In a report, the all-party committee says: “Given the Bahraini authorities’ brutal repression of demonstrators in February and March 2011, we believe that Bahrain should have been designated as a country of concern in the FCO’s 2011 report on human rights and democracy.”
A Day at the Races – Foreign Correspondent Jonathan Miller at the Bahrain Grand Prix
The MPs say “political and strategic factors” coloured the decision not to list the kingdom alongside other states held responsible for human rights abuses.
The government was under pressure to support a boycott of the Grand Prix, with Labour leader Ed Miliband calling for it to be cancelled.
But David Cameron said at the time that: “Bahrain is not Syria, there is a process of reform under way and this government backs that reform and wants to help promote that reform”.
The committee says: “We find it difficult to discern any consistency of logic behind the government’s policy in not taking a public stance on whether sponsors, drivers or the media should boycott the Bahrain Grand Prix, but implementing at least a partial boycott of 2012 UEFA European football championship matches played in Ukraine.”
The MPs say they share the “unease” over the practice of deporting foreign nationals who are considered a threat to national security to countries where there is a risk of torture.
They say the practice, used most recently in the attempt to deport the radical preacher Abu Qatada to Jordan, would command greater confidence if the countries concerned had signed up to an international protocol requiring them to open up their places of detention to United Nations representatives.

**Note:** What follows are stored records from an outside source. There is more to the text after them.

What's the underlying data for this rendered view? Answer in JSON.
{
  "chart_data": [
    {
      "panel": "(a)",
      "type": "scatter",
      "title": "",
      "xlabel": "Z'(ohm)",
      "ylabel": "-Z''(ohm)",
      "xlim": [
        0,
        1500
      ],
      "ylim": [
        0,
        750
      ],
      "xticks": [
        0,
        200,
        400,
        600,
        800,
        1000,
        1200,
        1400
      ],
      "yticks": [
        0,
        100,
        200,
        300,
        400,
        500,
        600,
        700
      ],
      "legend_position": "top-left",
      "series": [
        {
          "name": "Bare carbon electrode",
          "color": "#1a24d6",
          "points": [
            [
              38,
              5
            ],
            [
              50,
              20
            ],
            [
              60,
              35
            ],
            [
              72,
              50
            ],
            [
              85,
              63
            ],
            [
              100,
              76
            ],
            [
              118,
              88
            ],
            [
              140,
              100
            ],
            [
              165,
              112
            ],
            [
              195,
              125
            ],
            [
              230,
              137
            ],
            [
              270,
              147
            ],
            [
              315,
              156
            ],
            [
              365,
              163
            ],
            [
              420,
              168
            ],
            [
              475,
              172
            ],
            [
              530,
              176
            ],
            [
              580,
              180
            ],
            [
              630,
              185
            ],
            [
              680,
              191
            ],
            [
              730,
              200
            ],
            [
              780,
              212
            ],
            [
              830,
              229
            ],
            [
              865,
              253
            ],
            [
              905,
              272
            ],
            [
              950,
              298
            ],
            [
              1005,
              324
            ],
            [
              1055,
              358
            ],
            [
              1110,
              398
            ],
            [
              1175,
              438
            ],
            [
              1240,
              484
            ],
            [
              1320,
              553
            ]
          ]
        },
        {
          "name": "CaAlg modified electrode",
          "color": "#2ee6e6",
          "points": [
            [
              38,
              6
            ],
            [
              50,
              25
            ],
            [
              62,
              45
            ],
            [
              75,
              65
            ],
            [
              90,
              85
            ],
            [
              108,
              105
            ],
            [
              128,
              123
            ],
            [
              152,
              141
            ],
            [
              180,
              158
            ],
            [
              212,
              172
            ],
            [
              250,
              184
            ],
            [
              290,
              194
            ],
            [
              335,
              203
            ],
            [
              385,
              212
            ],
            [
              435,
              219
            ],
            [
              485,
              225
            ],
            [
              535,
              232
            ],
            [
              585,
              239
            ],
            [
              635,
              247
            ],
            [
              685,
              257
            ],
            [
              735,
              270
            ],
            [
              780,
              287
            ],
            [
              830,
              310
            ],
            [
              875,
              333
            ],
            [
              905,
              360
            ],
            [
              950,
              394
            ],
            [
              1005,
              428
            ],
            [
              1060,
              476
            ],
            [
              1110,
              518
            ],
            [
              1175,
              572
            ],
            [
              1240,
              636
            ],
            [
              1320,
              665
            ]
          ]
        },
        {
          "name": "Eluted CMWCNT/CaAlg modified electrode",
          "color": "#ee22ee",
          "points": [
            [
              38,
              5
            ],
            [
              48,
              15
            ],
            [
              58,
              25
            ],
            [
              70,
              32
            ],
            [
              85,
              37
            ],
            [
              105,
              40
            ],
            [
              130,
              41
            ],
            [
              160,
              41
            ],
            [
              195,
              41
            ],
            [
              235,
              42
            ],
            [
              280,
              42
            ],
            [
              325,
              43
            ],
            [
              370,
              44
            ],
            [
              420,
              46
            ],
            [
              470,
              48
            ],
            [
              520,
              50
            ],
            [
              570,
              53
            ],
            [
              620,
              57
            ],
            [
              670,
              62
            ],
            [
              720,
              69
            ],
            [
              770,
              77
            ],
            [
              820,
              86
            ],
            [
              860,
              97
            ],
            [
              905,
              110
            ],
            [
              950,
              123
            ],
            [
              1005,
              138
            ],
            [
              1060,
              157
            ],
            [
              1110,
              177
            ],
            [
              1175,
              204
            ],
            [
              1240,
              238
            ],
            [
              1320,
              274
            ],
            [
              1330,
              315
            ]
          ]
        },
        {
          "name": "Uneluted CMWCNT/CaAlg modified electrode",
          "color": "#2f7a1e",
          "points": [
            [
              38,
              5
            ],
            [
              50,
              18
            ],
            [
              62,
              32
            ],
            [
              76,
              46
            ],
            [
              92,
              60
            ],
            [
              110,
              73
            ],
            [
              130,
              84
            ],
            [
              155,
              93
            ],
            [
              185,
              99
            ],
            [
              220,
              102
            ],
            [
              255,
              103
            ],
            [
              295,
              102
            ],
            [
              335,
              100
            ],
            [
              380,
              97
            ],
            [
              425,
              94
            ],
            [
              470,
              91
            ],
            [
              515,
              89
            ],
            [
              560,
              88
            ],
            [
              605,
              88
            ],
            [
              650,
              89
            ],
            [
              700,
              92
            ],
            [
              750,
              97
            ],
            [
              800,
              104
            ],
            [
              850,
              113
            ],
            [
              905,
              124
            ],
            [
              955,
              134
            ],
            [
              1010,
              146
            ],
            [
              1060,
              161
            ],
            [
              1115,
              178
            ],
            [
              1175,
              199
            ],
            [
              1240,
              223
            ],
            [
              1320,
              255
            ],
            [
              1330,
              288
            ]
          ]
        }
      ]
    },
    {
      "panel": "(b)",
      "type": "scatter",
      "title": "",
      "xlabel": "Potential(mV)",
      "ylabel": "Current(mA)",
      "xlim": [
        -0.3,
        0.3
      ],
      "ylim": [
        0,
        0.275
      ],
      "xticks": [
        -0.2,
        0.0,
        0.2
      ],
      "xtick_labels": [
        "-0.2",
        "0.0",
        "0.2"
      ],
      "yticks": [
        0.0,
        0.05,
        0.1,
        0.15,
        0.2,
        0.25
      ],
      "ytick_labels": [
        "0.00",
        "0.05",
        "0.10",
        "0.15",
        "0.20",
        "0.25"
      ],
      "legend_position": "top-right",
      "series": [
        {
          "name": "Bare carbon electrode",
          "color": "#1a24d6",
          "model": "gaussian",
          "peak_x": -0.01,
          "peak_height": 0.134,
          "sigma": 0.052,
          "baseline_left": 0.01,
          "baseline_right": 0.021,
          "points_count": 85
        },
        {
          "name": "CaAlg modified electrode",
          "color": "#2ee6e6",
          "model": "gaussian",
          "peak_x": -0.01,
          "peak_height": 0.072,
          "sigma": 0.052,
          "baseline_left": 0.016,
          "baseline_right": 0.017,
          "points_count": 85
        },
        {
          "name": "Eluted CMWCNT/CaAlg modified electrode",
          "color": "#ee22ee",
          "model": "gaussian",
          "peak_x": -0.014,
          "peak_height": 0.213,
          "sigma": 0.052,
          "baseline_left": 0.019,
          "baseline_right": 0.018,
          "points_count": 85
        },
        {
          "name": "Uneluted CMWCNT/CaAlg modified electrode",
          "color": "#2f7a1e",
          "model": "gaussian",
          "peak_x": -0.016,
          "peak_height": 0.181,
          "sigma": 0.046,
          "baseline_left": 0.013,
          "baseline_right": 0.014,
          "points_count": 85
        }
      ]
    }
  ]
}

The MPs also express concern about the way asylum seekers have been deported to countries such as Sri Lanka, despite fears they could face torture or abuse on their return.
There were “persistent allegations that asylum seekers who have been returned to Sri Lanka by the UK have suffered torture and ill-treatment”.
But the committee says: “When we tried to explore the issue, the government was not particularly forthcoming about its efforts, in general and in specific cases, to assess the level of risk to the safety of those who are removed from the UK. We found this unsatisfactory.”
The MPs call on the Foreign Office to take a more “energetic” approach to evaluating reports from the media and non-governmental organisations in assessing the risks of returning people to these countries.
The Foreign Office said in a statement that it would respond in full to the committee’s report at a later date, adding: “We promote human rights painstakingly and consistently.
“Our starting point for engagement on human rights with all countries is based on what is practical, realistic and achievable, although we are always ready to speak out as a matter of principle.”